The spiral's jam-free guarantee is genuinely an artifact of placement order: spiral cells are placed with at most 4 already-placed neighbours, and that geometry always leaves a safe rotation available. Random order eventually exposes the fully-enclosed configuration, but so rarely that the final density is essentially 1.

In contrast to the loop-erasing process (which actively removes tiles to maintain progress), rejection growth simply skips problematic cells. The two processes represent opposite strategies: one destructive and scale-free, the other conservative and nearly complete.

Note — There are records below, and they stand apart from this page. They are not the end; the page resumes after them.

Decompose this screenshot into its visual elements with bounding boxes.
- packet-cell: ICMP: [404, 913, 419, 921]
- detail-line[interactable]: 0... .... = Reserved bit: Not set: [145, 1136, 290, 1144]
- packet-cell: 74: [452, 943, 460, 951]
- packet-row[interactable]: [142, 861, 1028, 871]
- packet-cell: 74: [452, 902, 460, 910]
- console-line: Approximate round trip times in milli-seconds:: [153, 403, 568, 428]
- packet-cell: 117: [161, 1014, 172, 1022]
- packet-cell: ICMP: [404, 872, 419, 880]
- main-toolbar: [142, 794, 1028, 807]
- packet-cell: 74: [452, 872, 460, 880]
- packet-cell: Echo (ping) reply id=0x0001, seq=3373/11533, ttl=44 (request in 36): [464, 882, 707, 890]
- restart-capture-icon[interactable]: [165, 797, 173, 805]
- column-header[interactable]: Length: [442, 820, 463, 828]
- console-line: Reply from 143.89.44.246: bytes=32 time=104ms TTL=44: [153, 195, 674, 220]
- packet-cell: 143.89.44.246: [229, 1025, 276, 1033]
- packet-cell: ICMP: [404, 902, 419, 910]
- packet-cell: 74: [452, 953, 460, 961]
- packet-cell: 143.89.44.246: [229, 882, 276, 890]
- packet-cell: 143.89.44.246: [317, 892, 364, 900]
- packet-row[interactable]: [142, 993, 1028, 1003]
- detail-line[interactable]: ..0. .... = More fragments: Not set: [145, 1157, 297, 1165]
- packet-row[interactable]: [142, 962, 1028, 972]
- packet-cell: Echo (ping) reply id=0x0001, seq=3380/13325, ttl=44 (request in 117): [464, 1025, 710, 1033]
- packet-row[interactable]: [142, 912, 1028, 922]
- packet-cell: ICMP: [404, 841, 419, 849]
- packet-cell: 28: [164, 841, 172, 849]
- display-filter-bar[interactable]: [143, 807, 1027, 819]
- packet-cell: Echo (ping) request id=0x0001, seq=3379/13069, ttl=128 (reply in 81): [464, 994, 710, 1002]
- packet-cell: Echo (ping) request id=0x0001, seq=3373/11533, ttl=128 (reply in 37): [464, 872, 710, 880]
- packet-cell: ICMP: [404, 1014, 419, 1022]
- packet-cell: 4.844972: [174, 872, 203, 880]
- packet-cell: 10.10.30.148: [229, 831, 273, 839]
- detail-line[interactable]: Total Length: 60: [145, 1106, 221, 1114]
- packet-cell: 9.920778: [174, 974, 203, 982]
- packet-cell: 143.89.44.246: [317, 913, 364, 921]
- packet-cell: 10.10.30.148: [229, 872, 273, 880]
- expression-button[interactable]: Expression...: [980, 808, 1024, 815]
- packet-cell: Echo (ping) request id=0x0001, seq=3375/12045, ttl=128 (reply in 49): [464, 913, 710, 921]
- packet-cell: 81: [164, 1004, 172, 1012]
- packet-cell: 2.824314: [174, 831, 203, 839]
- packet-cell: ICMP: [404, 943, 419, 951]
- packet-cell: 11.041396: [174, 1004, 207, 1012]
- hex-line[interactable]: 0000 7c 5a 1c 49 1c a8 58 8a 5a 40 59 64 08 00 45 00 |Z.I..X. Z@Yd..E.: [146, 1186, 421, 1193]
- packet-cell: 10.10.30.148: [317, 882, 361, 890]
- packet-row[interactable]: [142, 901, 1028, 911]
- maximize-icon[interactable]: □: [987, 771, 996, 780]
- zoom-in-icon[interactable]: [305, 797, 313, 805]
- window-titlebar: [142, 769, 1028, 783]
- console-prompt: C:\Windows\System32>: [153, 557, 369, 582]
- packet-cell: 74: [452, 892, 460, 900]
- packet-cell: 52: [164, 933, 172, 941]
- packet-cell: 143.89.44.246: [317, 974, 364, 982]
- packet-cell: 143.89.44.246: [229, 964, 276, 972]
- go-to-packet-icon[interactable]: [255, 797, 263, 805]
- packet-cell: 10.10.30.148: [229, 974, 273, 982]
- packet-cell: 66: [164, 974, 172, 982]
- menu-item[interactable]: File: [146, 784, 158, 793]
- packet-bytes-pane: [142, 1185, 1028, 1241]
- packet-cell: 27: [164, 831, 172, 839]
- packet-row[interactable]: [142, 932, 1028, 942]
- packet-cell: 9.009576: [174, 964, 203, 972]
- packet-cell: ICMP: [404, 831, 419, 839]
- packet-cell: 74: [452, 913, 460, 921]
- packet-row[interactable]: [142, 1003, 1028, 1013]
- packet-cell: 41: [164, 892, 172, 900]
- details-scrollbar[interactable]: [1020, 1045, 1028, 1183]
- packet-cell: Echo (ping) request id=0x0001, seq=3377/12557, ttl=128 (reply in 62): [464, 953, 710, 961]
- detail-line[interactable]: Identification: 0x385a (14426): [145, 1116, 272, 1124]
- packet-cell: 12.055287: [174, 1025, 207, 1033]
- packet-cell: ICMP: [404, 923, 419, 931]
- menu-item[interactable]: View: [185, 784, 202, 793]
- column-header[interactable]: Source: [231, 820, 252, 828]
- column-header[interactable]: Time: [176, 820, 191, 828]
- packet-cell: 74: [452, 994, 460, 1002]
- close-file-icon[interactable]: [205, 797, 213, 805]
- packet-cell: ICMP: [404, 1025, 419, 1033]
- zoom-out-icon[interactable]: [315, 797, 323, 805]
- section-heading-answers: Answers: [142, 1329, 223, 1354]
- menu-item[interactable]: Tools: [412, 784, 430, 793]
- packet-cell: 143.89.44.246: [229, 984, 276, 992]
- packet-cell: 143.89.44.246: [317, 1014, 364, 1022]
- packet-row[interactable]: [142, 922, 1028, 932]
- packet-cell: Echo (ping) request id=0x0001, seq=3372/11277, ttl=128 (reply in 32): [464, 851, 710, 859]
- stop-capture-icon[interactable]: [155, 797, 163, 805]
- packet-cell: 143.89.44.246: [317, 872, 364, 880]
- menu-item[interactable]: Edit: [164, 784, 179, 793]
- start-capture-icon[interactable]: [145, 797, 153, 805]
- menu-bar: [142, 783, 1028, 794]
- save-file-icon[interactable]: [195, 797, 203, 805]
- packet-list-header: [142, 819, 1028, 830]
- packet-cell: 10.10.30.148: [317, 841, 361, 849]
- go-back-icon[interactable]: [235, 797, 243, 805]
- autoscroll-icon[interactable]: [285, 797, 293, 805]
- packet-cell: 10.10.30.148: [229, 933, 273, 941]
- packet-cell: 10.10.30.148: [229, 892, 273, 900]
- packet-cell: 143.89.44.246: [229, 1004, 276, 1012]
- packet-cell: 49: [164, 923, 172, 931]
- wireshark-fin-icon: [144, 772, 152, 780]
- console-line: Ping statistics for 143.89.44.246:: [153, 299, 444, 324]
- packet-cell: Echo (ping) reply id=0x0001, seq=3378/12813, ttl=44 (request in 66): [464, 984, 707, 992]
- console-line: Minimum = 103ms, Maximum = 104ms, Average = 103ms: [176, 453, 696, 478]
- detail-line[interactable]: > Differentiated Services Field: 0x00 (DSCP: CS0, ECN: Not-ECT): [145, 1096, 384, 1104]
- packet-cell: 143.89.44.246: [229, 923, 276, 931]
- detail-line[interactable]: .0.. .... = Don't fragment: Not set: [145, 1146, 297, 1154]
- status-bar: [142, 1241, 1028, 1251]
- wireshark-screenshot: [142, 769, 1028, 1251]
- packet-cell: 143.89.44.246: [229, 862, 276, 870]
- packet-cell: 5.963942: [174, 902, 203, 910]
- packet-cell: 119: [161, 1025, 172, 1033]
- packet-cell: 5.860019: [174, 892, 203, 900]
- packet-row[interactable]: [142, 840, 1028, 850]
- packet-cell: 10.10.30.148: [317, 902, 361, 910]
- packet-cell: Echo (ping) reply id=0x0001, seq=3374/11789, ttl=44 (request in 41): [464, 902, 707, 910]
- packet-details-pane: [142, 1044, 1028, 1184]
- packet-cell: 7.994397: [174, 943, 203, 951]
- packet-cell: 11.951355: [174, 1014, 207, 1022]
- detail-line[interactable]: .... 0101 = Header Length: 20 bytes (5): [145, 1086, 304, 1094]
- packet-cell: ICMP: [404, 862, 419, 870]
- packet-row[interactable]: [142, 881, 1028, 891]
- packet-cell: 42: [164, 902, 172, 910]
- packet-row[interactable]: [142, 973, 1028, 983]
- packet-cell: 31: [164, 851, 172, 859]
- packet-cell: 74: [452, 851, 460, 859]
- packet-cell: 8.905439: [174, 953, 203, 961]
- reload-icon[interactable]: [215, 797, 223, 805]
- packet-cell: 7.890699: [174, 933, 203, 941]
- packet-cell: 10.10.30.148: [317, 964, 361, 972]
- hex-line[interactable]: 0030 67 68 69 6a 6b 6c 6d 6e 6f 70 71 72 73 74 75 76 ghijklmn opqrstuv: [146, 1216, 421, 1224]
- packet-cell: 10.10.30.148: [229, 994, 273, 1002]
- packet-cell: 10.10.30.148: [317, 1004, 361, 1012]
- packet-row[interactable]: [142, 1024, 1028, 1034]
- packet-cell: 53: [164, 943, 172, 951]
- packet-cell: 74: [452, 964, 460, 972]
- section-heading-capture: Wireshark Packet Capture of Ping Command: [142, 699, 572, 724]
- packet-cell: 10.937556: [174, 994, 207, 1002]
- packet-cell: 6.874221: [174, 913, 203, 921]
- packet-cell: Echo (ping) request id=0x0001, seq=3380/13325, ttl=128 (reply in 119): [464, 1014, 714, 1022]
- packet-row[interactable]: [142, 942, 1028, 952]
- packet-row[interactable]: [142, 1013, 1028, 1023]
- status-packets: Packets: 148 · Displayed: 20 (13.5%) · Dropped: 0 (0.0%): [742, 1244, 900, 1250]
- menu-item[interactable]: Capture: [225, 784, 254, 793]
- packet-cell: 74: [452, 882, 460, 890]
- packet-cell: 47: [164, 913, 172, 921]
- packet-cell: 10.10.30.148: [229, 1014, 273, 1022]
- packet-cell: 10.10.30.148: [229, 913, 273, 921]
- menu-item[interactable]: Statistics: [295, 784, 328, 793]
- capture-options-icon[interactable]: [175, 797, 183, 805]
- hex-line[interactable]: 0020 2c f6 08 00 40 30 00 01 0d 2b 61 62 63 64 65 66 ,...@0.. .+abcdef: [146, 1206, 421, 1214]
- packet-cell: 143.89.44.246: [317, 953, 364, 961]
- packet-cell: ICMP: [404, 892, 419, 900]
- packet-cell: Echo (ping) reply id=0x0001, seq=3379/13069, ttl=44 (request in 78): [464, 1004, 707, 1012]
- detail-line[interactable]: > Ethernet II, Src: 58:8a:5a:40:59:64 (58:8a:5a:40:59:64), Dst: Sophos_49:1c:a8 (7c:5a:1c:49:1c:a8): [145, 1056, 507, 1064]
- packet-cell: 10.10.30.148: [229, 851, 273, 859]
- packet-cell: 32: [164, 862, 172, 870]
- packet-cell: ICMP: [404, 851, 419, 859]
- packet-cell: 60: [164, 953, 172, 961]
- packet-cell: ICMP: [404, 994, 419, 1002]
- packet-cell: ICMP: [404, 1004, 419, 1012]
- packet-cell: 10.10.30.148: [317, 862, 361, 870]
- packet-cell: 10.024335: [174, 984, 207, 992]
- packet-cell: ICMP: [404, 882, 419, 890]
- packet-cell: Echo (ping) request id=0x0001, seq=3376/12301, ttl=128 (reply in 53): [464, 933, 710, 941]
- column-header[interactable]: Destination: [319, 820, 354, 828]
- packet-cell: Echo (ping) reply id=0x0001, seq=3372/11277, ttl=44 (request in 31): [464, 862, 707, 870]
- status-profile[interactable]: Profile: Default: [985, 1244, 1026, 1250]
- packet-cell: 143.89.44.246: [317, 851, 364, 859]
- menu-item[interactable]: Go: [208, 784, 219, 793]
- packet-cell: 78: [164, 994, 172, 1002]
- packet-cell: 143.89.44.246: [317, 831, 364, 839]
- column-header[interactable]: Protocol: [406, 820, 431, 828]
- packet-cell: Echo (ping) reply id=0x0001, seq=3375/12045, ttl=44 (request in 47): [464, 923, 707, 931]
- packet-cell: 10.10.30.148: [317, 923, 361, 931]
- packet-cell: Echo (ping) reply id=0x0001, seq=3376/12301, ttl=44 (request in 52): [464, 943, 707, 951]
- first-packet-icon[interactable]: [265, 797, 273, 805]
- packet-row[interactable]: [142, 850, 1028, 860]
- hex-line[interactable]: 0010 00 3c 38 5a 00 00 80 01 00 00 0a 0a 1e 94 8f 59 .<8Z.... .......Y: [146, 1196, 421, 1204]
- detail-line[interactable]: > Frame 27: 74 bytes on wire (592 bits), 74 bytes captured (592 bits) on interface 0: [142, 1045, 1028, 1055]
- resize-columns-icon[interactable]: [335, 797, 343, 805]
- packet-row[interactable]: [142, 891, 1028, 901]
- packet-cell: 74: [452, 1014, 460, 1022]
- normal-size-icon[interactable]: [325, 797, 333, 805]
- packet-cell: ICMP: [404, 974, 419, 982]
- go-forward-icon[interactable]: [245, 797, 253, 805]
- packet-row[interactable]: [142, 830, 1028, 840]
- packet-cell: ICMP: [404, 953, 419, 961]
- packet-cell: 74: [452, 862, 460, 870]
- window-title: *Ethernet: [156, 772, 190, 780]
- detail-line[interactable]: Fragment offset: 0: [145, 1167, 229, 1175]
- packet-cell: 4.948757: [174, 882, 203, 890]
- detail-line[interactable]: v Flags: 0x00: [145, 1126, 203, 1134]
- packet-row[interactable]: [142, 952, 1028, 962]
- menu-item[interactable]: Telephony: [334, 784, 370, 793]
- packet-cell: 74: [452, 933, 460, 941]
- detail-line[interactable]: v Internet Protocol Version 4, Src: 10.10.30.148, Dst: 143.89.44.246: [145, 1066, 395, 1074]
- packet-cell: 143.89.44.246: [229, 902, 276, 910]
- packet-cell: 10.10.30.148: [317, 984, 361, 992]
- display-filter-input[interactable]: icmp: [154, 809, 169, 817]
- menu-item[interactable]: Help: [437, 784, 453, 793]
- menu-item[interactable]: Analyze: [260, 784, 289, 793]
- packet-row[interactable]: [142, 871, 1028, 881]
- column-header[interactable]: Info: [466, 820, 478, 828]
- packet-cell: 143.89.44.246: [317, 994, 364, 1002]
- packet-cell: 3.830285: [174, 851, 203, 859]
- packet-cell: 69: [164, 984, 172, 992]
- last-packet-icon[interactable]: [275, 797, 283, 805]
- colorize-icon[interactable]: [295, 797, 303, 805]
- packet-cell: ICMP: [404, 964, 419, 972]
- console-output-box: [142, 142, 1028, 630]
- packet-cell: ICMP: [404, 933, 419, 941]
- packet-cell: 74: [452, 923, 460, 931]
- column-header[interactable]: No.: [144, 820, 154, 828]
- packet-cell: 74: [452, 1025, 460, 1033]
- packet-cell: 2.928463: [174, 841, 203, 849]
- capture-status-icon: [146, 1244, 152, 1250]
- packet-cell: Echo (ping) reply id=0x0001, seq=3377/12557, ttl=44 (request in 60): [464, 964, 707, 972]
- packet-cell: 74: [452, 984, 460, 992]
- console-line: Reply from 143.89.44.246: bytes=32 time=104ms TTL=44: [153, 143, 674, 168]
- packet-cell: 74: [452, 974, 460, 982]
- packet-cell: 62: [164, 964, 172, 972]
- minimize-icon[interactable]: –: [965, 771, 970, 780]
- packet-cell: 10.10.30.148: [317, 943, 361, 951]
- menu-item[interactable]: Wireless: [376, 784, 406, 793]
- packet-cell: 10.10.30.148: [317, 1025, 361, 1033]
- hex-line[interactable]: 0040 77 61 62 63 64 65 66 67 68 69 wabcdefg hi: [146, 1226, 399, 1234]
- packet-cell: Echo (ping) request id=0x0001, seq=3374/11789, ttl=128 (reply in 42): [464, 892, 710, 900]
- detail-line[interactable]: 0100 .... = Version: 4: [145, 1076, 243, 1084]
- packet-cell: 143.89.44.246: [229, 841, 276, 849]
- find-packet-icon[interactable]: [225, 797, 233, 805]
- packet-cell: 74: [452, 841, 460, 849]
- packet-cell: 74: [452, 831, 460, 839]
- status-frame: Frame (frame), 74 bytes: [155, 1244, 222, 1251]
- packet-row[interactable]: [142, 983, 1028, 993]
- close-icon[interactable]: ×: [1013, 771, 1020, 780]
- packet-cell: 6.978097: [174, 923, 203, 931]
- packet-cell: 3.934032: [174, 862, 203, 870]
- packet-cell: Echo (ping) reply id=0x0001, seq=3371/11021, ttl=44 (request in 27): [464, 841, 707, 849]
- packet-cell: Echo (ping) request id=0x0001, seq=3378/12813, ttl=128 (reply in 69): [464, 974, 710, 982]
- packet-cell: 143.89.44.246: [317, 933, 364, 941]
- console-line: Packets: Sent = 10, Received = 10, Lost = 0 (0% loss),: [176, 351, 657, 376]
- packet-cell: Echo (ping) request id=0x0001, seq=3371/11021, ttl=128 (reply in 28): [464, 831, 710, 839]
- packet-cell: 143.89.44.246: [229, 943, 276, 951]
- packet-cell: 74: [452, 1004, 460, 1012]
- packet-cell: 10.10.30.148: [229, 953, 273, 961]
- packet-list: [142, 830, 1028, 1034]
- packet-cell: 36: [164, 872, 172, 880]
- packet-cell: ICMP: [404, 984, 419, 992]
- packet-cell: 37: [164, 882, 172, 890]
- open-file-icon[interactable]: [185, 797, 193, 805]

Four processes, one loop gas

All four questions ultimately reduce to properties of the underlying loop gas: the marginal exponent α ≈ 2.09 explains the glacial convergence of the loop-tile fraction; the short-range gap distribution explains why that exponent sits at its marginal value; the loop-size distribution is inherited by the avalanche spectrum (τ ≈ 1.97 ≈ α); and the geometry of spiral ordering explains why rejection growth never jams there but does in random order.

The loop-erasing process produces driven, scale-free avalanches (an SOC-like phenomenon) but with inherited rather than self-tuned criticality. The frontier advances forever at an exponentially decelerating rate — a subtler form of persistence than simple growth, and one that was initially misread as saturation.